Three fundamental principles should guide our approach to the Cost of Quality:
1. Investment in quality improvement leads to reduced cost, increased productivity and long-term competitive advantage.
2. The incidence and cost of inspection must be reduced.
3. We must get our processes ‘right’ at every stage, and particularly at the design end, to reduce waste and error.
Quality improvement should therefore imply a move away from failure and appraisal costs towards prevention.
In the majority of businesses failure costs currently account for the bulk of the Cost of Quality and prevention costs for the least expenditure. For those businesses, investment should mean a significant reduction in the Cost of Quality over time but and increase (perhaps in real dollar terms as well as in percentage terms) in prevention costs. The history of many firms reflects the following changing pattern of expenditure on quality.
ELIMINATE WASTE AND ERRORS
30% of the cost of goods and service are made up of waste and errors. This fact has been established by companies involved in TQC and Dr. Deming unashamedly quoted this figure.

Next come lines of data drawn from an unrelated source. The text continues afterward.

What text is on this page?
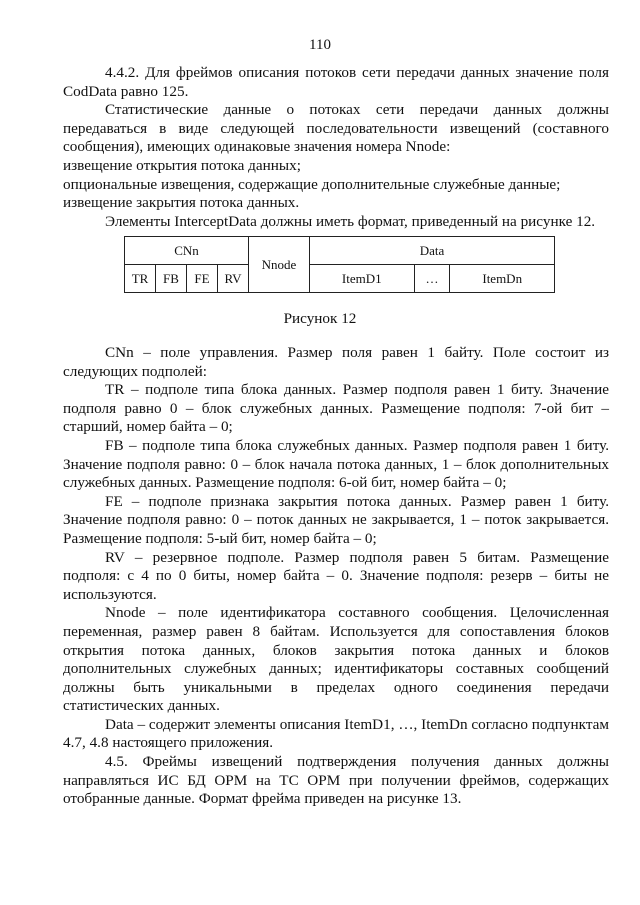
110

4.4.2. Для фреймов описания потоков сети передачи данных значение поля CodData равно 125.

Статистические данные о потоках сети передачи данных должны передаваться в виде следующей последовательности извещений (составного сообщения), имеющих одинаковые значения номера Nnode:

извещение открытия потока данных;

опциональные извещения, содержащие дополнительные служебные данные;

извещение закрытия потока данных.

Элементы InterceptData должны иметь формат, приведенный на рисунке 12.

CNn				Nnode	Data		
TR	FB	FE	RV		ItemD1	…	ItemDn
Рисунок 12

CNn – поле управления. Размер поля равен 1 байту. Поле состоит из следующих подполей:

TR – подполе типа блока данных. Размер подполя равен 1 биту. Значение подполя равно 0 – блок служебных данных. Размещение подполя: 7-ой бит – старший, номер байта – 0;

FB – подполе типа блока служебных данных. Размер подполя равен 1 биту. Значение подполя равно: 0 – блок начала потока данных, 1 – блок дополнительных служебных данных. Размещение подполя: 6-ой бит, номер байта – 0;

FE – подполе признака закрытия потока данных. Размер равен 1 биту. Значение подполя равно: 0 – поток данных не закрывается, 1 – поток закрывается. Размещение подполя: 5-ый бит, номер байта – 0;

RV – резервное подполе. Размер подполя равен 5 битам. Размещение подполя: с 4 по 0 биты, номер байта – 0. Значение подполя: резерв – биты не используются.

Nnode – поле идентификатора составного сообщения. Целочисленная переменная, размер равен 8 байтам. Используется для сопоставления блоков открытия потока данных, блоков закрытия потока данных и блоков дополнительных служебных данных; идентификаторы составных сообщений должны быть уникальными в пределах одного соединения передачи статистических данных.

Data – содержит элементы описания ItemD1, …, ItemDn согласно подпунктам 4.7, 4.8 настоящего приложения.

4.5. Фреймы извещений подтверждения получения данных должны направляться ИС БД ОРМ на ТС ОРМ при получении фреймов, содержащих отобранные данные. Формат фрейма приведен на рисунке 13.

15% of all clerical time is spent correcting errors.
These are disturbing figures. They must be reduced if companies are to continue to complete effectively in markets.
A drive on waste and error is often an excellent first step by a company initiating a quality system. It is a way to get early staff involvement and commitment. A few words of warming, however: remember that most (85%) of wastes and error is caused by the system and not the employees! In other words, the overall problem won’t be solved just by staff involvement, important as this may be. It is the system, which requires analysis, and with the help of the staff, corrected.
It is the experience of most companies that the invitation to staff to participate in such work succeeds because of their special, detailed knowledge of the current system and its many shortcomings.
Well-prepared staff, which trusts the organization’s commitment to help them do a better job, will rapidly identify many areas of waste and error.